人は、なぜ学ぶのか。
学んでどうするのか。
私は最近、ヒトが学ぶのは、ヒトを知り、この世界を知るためだと思ってます。(あえてヒトとしたのは、個人という意味でなく、種族としてのヒトを表したかったからです)
私たちが勉強をすることによって登っていく山の頂上には、この世の真理とでもいうものがあるのではないかと。
そして、まあ確実に私であったり私と同じ世代の人々が頂上にたどり着くこともないでしょう。
そもそも、今の私たちはみな、生まれたときは山の麓から出発するわけです。
過去の人が登ってきたところからまた登るのではなく、もう一度、山の入り口から歩きだす……。
学問の進歩というものはありますが、それは、山を登るときの近道を遺すようなものでしょう。
過去の偉人が時間をかけて編み出した物を、知識として得る。
そして、過去の者より速い足並みで、山の頂上を目指し歩く。
その点において、私たちが行っていることは、未来に生きる者たちのために、近道を探しているだけにすぎないのかもしれません。

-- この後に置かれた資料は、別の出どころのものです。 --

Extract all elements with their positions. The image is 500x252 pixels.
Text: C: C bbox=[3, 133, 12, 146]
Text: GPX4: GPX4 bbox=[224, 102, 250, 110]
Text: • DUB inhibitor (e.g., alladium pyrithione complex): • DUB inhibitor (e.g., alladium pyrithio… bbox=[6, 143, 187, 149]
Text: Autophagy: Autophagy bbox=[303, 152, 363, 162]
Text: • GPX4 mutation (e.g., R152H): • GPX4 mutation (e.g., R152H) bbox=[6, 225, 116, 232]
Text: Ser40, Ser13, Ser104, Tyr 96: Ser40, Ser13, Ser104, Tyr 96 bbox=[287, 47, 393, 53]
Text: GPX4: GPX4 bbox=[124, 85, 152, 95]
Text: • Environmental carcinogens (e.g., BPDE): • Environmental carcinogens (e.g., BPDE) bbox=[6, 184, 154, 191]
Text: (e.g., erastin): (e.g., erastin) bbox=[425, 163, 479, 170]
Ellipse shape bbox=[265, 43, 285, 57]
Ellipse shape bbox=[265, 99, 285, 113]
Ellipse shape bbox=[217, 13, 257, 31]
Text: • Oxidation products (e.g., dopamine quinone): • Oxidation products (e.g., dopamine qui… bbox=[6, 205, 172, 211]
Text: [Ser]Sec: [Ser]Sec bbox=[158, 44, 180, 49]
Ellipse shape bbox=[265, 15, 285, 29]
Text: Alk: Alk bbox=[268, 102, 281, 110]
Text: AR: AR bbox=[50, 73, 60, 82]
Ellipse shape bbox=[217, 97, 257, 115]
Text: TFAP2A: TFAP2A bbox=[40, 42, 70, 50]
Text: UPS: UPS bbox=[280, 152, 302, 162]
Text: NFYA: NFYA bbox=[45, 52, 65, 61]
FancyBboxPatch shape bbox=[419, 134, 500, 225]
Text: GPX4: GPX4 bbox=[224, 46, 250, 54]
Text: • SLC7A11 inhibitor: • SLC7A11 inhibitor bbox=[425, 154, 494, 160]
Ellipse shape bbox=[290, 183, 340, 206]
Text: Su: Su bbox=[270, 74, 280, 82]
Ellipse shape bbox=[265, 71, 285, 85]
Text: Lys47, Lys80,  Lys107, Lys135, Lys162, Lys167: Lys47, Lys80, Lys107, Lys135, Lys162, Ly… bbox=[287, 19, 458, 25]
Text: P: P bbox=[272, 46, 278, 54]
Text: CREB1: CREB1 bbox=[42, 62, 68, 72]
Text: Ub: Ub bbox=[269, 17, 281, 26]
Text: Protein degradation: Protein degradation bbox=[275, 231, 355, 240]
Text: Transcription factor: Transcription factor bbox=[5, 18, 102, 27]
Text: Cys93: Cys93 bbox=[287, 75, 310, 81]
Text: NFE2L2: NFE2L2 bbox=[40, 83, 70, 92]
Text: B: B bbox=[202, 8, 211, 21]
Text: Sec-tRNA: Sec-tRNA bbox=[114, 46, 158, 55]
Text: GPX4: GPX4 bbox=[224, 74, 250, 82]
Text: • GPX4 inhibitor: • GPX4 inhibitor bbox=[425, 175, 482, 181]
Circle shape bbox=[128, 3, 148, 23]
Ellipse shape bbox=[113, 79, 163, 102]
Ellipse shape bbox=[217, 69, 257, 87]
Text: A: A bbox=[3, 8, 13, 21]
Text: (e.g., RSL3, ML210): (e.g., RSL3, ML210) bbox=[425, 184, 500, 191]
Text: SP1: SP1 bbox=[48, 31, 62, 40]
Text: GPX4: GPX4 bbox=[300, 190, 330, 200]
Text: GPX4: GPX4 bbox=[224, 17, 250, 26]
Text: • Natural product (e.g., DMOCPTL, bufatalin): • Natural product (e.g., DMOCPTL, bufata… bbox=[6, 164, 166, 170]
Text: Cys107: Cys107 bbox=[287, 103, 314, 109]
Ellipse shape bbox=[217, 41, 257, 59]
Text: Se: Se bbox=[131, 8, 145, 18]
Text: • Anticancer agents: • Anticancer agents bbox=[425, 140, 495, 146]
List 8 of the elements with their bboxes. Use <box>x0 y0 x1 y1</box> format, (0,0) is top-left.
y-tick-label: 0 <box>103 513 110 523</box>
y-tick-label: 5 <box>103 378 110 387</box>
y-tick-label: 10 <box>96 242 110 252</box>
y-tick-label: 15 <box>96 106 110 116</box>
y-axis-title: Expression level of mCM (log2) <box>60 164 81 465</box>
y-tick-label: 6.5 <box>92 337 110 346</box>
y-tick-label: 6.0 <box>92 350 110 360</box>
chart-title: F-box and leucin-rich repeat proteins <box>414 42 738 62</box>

では、私たちが行っていることは、なんの意味もない行為なのか?
そんなことはありません。
後の誰かが山の頂上にたどり着くためには、だれかが道を探さなければなりません。
頂上というのは、誰かが道を作ったからこそ到達しうるものです。
その頂上にむかう道の上には、確かに私たちのなしえたものが残っているのです。
ときには、間違った道を作ってしまうかもしれません。
しかし、間違った道も、作ってみないことには間違いかどうかはわかりません。
その意味で、現世に名を残すことのないたくさんの間違い、今もなを生みだされる後世に名を残すことのないたくさんの間違い、すべてが頂上にいたるために必要なのです。
ただ、私は、ヒトが頂上に到達するとき、はたしてそれはヒトと言えるのかという疑問も持っています。
さきほども書いたとおり、けして山の途中から歩きだすわけではないのですよね。
ヒトが歩きだすのは、常に山の麓。
ヒトが生きている間(あるいは頭がまともに働く間)に登れる場所など、たかがしれています。
頂上にたどり着くには、あまりにも心許ない。
だから、ヒトが頂上にたどり着くとき、ヒトはなにかしらの策を講じて頂上にたどり着くことでしょう。
たとえば、山の途中から歩きだせる術を見出だしたり。
あるいは、山を車で登るように、登る速度を速める術を見出だしたり。
あるいは、登れる時間を長くしたり。
しかし、そうなったヒトを、私たちは今と同じようにヒトと呼ぶのか?
過去に私たちであったものを、猿人・原人・旧人などと呼ぶように、私たちは将来、”過去の”ヒトとして認識されるかもしれません。
そうなってしまうと、ちょっと悲しいかもしれませんね。